For his final slide he wanted a picture of a black hole. He looked around Google images and he chose a picture of a black hole that was embedded inside Earth.
Then he dictated his speaking notes that matched up with his slides. I prompted him only by asking: What do you want to say when this slide is on the screen?
Lesson 6: The words on the speaking notes were his. I merely typed out what he said onto his speaking notes. I repeated his words back to him. Sometimes I suggested fixing some grammar, but otherwise I merely served as a copy-editor. The writer in me bit my tongue. I did not write or ghost-write his talk.

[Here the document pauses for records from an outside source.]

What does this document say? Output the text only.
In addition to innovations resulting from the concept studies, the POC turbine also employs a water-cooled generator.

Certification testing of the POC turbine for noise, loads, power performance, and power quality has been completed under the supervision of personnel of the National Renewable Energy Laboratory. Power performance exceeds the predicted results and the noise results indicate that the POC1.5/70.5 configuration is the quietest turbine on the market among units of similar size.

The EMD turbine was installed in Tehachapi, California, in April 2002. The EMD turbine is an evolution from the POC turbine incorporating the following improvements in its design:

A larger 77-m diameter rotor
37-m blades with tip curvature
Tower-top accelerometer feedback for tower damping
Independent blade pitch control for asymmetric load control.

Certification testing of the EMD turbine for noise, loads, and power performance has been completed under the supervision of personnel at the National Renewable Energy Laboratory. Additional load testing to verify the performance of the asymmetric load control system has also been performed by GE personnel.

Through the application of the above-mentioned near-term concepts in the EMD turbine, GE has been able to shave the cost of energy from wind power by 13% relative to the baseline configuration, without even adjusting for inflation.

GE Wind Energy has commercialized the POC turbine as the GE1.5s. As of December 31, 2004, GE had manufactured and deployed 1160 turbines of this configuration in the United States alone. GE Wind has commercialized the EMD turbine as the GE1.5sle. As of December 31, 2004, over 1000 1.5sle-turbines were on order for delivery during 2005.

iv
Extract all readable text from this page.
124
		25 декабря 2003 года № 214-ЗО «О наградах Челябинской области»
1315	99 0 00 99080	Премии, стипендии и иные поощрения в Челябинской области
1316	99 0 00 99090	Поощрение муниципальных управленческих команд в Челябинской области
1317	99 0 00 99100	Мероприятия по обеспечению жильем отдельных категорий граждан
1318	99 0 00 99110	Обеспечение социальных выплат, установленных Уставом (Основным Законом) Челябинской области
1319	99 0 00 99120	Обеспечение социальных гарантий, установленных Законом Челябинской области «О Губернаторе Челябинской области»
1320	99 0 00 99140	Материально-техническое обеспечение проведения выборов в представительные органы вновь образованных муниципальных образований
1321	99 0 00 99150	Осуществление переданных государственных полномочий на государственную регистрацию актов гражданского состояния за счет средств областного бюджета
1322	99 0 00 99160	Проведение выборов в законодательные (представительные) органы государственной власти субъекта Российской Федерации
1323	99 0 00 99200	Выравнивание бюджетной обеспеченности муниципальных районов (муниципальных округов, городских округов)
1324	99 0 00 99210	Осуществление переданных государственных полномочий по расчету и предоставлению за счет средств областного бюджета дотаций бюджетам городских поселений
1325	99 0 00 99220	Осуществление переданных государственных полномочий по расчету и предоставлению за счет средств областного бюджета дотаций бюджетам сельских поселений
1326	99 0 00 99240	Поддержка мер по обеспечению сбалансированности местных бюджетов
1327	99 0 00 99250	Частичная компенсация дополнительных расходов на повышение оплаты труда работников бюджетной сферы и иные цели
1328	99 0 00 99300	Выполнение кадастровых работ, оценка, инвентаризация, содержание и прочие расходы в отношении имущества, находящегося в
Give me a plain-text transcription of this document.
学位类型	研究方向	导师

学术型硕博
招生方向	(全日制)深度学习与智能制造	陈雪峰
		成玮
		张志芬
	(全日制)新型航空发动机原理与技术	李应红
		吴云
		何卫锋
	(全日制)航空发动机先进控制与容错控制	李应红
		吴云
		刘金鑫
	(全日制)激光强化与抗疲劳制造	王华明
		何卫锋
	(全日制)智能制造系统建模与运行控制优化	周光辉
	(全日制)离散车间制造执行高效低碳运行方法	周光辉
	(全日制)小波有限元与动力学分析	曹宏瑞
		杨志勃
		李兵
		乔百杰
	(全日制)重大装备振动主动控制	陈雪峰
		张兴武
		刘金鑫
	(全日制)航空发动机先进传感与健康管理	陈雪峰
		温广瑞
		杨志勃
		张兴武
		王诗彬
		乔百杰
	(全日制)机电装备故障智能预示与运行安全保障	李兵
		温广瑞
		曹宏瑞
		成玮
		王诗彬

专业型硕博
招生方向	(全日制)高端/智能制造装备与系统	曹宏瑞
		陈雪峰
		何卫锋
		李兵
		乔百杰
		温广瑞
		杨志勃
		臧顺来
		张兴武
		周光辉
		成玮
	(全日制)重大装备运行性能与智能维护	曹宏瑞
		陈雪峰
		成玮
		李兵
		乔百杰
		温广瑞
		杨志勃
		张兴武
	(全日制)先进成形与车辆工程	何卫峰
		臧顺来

When we got to the last slide with the black hole, I asked what he wanted to say.
“I am a human being the same as you,” he said.
“That’s your final message?” I asked. Yes, he said firmly and definitively.
He then practiced reading his speaking notes. I emailed them to the teacher and asked her to provide copies to the students. People sometimes have a hard time understanding Aaron’s speech, especially if they haven’t developed an ear for him. The notes served as a tool to make his talk more accessible to the students. We adapt and modify where we can.
Aaron presented his talk on Wednesday. I’m waiting on the student feedback from the teacher. When I get the evaluations, I’ll write another piece about how his talk went. That’s for another blog post.
In the meantime, I learned a lot about taking my sticky hands off the steering wheel (as Anne Lamott says) and ‘allowing’ Aaron to create his own damn talk about his own damn self. These are new lessons for me. I’m sure I did still have a sticky finger or two on the steering wheel and I will vow to improve next time.
I’ve been so wrapped up in my own identity of being the mom of a kid with a disability that I’ve forgotten that I don’t have a disability. Aaron’s Down syndrome is his, not mine. I may be an old dog, but this kid is continually teaching me new tricks.